Mais confronté à la sottise, à l’absence de discernement, au néant de la bêtise, je ne danse plus. Un nuage électrique éclipse toute ma bonne foi. Je ne contiens qu’avec grande peine les débordements que provoque l’orage de mon ire. C’est le paroxysme de l’exaspération.

Ces nigauds fondent leurs doctrines sur de chétifs axiomes, les faisant parader comme des hordes chevauchant des ânes, prêts à sonner la charge devant les murs insurmontables de la perle du Bosphore. Lorsqu’ils se retrouvent inexorablement défaits, plutôt que de céder humblement à l’inférence et de s’allier à la prépotence de la raison, ils préfèrent s’enorgueillir des chiquenaudes bassement sophistiques qu’ils auront servies à d’infrangibles fortifications, repartant bredouilles, humiliés sans le savoir, se détestant sans doute un peu plus, tout au fond du cœur qui, lui, reconnaît toujours l’échec.

Je voudrais alors déchirer comme de vieux brouillons les cerveaux puérils de ces ennemis de la raison, leur sculpter avec la hache de Ganesh une nouvelle âme dans un roc d’épistémè, les saouler au kykeon, les acculer à l’épopteia. Je figerais dans la glace le thymos, ce véhicule des ferveurs aveuglantes et des passions étroites, pour ne le faire dégeler qu’à la vacillante lumière des chandelles de la sapience. Plus jamais l’impétuosité de ces esprits ne céderait aux verbiages de la déraison, non, ils sauraient se tenir. Ils réfuteraient l’artifice, useraient d’apagogies sublimes et démontreraient des théorèmes implacables. Ils sauraient éviter le marécage où chasse le crocodile du mensonge, contourner le désert où rampe le serpent de la tromperie, traverser les cieux où volent des dragons cracheurs de feux d’artifices. Ils tasseraient alors les vers blancs de la prudhommerie médiatique, retireraient la malandre de l’amphigouri des politiciens, et peut-être escamoteraient-ils même la ravageuse et virale passion du lucre?
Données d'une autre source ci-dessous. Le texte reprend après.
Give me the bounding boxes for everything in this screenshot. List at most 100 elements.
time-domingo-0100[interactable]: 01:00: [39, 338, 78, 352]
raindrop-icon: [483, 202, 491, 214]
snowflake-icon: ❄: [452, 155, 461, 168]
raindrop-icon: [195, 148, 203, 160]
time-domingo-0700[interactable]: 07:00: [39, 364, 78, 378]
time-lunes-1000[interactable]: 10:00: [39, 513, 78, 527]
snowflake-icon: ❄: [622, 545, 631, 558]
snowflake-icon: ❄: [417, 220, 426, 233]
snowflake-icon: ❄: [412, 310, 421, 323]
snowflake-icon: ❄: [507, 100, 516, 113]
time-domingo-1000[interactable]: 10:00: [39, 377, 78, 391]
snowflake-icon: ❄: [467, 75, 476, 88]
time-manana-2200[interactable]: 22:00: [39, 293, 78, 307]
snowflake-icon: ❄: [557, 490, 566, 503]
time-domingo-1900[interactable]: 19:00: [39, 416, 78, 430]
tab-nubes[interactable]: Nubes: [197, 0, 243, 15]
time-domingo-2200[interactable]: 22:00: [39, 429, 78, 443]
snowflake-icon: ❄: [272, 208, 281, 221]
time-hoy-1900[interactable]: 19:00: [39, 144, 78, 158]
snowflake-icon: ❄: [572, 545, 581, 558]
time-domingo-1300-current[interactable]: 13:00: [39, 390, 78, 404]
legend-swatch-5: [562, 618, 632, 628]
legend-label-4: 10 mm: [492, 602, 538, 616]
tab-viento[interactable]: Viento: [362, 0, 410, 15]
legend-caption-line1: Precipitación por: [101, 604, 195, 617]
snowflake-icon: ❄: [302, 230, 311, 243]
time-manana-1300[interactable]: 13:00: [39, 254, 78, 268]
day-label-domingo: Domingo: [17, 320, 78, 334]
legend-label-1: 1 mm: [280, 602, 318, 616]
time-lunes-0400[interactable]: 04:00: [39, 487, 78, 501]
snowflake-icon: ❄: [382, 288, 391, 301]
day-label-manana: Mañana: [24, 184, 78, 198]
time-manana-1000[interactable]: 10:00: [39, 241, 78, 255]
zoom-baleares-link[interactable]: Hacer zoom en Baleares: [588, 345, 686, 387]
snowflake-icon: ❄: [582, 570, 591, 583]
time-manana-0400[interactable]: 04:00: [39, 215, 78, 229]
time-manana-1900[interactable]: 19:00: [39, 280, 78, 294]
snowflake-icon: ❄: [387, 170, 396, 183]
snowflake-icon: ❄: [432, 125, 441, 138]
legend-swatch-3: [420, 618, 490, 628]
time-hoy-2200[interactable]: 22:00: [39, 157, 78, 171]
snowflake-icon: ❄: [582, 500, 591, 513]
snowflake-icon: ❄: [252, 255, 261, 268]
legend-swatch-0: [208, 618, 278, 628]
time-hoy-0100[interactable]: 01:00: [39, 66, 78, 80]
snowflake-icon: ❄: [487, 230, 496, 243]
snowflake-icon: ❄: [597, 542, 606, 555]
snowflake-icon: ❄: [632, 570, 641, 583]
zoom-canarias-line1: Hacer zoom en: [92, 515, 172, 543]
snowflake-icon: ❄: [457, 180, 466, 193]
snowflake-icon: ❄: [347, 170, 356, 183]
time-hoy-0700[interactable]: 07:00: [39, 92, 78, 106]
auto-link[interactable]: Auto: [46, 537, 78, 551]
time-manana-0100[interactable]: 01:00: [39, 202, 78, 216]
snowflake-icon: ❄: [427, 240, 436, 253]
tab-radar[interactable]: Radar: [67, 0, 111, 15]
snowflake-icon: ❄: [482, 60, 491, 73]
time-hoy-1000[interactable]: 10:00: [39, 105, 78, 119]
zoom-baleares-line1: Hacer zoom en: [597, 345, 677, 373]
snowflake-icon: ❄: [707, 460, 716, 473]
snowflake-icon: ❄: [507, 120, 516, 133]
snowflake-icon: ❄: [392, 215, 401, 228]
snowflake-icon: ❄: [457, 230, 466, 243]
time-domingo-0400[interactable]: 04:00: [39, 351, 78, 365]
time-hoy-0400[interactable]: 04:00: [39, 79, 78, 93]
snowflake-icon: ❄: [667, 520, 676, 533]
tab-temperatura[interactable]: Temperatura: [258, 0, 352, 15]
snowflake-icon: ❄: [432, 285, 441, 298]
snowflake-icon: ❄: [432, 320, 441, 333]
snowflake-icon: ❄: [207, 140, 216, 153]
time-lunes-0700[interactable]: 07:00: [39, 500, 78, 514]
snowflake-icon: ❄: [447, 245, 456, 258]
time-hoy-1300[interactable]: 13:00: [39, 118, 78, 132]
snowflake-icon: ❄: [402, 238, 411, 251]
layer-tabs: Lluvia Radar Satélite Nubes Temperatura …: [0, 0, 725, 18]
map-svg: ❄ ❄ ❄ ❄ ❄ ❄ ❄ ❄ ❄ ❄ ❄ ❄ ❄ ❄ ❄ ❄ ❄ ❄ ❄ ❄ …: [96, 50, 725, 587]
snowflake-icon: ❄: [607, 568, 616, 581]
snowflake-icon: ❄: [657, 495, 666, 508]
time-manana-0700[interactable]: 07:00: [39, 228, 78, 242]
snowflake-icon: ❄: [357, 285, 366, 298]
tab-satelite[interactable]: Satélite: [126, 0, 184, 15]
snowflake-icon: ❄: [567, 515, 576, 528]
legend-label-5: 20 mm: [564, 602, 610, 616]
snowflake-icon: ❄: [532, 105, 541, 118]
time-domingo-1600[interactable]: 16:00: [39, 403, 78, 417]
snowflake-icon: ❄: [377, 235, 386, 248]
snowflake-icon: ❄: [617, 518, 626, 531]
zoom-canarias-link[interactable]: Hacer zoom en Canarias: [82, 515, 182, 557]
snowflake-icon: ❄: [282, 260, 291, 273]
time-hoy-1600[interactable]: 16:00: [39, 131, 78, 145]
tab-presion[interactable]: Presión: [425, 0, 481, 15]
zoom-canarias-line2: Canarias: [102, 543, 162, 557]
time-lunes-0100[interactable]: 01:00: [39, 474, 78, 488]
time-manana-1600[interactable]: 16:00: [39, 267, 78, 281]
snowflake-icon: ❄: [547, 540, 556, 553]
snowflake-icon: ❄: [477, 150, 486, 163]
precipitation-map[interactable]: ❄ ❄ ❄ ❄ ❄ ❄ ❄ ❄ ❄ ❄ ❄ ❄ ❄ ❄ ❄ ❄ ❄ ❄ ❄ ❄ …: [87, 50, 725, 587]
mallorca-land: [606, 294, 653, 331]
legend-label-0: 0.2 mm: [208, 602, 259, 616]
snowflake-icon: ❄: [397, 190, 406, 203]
Il en est de la pensée comme de la menuiserie. Bien qu’avec la bonne intuition il soit possible de réaliser des œuvres tout à fait convaincantes, n’est-il pas préférable de connaître un minimum de méthode et technique afin d’élargir le champ des possibles? Le discernement est une antiquité que l’on a collectivement abandonnée, au profit d’un confortable cocon d’ignorance. En ces années où l’homme n’est qu’une variable dans des calculs macroéconomiques, penser fait mal. Si mal qu’on croirait porter une vilaine couronne d’épines. On préfère la cécité au sang coulant dans des yeux ouverts.